Viola spalancò le persiane, fece il letto, sprimacciò i cuscini.
E replicò gli stessi gesti in ogni stanza, come in una favola dei fratelli Grimm. 

 

Entrò in soggiorno, il suo sguardo corse, come ogni giorno, alla fotografia appoggiata sulla mensola sopra il camino. Un sorriso radioso e due occhi scuri la guardavano fissa in viso e, come ogni giorno, gli occhi di Viola si riempirono di lacrime.

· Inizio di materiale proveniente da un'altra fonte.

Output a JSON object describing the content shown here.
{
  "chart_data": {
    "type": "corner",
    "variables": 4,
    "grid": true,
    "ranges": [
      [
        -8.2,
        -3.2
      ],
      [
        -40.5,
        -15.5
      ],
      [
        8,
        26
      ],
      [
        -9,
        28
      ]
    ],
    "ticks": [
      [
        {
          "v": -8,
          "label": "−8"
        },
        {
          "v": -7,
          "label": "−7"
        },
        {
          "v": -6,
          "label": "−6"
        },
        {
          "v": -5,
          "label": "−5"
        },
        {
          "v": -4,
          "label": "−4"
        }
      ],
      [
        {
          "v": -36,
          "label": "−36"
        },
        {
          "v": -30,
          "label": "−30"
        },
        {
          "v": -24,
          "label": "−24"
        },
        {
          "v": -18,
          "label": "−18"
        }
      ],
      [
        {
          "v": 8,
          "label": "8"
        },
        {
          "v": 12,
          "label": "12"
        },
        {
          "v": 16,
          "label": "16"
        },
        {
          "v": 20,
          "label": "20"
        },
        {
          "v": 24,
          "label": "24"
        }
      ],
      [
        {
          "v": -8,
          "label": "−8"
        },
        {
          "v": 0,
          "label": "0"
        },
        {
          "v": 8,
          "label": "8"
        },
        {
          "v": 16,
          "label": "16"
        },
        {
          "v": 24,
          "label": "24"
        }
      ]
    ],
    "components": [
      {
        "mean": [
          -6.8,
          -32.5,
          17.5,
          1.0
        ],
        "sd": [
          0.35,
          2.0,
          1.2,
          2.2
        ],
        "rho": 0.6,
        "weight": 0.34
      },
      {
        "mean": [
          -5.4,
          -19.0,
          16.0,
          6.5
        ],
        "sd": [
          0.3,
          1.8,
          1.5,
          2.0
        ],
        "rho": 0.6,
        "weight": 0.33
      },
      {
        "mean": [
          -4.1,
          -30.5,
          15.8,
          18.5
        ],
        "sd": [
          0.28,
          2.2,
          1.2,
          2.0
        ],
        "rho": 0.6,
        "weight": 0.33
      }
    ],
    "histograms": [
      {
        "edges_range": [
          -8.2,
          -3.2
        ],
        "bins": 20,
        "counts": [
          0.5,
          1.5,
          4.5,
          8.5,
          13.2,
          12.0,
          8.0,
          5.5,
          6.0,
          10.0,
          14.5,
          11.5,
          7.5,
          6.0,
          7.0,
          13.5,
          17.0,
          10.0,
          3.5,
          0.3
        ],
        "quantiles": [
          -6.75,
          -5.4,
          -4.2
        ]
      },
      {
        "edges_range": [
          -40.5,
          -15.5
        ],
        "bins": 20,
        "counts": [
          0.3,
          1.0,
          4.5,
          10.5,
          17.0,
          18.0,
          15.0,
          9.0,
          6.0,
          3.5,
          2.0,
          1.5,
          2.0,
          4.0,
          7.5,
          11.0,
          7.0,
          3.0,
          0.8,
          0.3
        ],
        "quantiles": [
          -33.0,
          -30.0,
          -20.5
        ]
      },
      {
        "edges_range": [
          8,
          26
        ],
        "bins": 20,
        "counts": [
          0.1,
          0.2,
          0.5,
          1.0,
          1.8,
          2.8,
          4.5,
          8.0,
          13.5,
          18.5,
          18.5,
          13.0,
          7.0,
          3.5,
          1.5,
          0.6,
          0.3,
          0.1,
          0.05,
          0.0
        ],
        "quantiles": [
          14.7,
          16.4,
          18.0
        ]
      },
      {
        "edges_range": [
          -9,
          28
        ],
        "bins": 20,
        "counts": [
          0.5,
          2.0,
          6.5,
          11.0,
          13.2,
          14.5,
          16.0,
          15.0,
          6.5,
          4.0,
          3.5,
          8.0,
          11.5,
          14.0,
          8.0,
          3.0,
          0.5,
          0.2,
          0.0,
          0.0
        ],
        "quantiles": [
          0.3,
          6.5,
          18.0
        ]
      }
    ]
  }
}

Elvio, il  suo unico e adorato figlio, morto in uno stupido incidente d’auto. Quel giorno il padre uscì in macchina con lui e gli permise di provare a guidare, nonostante lei si fosse raccomandata di non farlo. Il ragazzo perse il controllo dell’auto e finì contro un muro. Morì sul colpo, mentre il padre sopravvisse.
“Hai ucciso tuo figlio!” gli gridava Viola  con odio. Non dormì mai più nello stesso letto con lui. 

 

La sedicente maga “Luna” si sfregava le mani soddisfatta, stava aspettando l’ennesima credulona che avrebbe acquistato a suon di quattrini l’amuleto che le avrebbe consentito di comunicare in sogno col caro estinto.  Aprì un cassetto ed estrasse una luna d’argento con inciso il nome del defunto: Elvio. L’avvolse in una carta velina e l’inserì in un sacchetto di velluto blu. Il suono del campanello la fece sobbalzare, andò ad aprire e sorrise materna alla donna là fuori: “Cara Viola, entra, l’amuleto è pronto, l’ho fatto arrivare apposta per te. Mettilo al collo e non separartene mai”.
Viola strinse al cuore l’amuleto, pagò e se ne andò sorridendo, il cuore colmo di gioia.

 

La maga “Luna” diede un’occhiata soddisfatta alle decine di lune d’argento che giacevano nel cassetto, tutte uguali, ognuna con un nome diverso inciso sopra. Gli affari andavano a gonfie vele.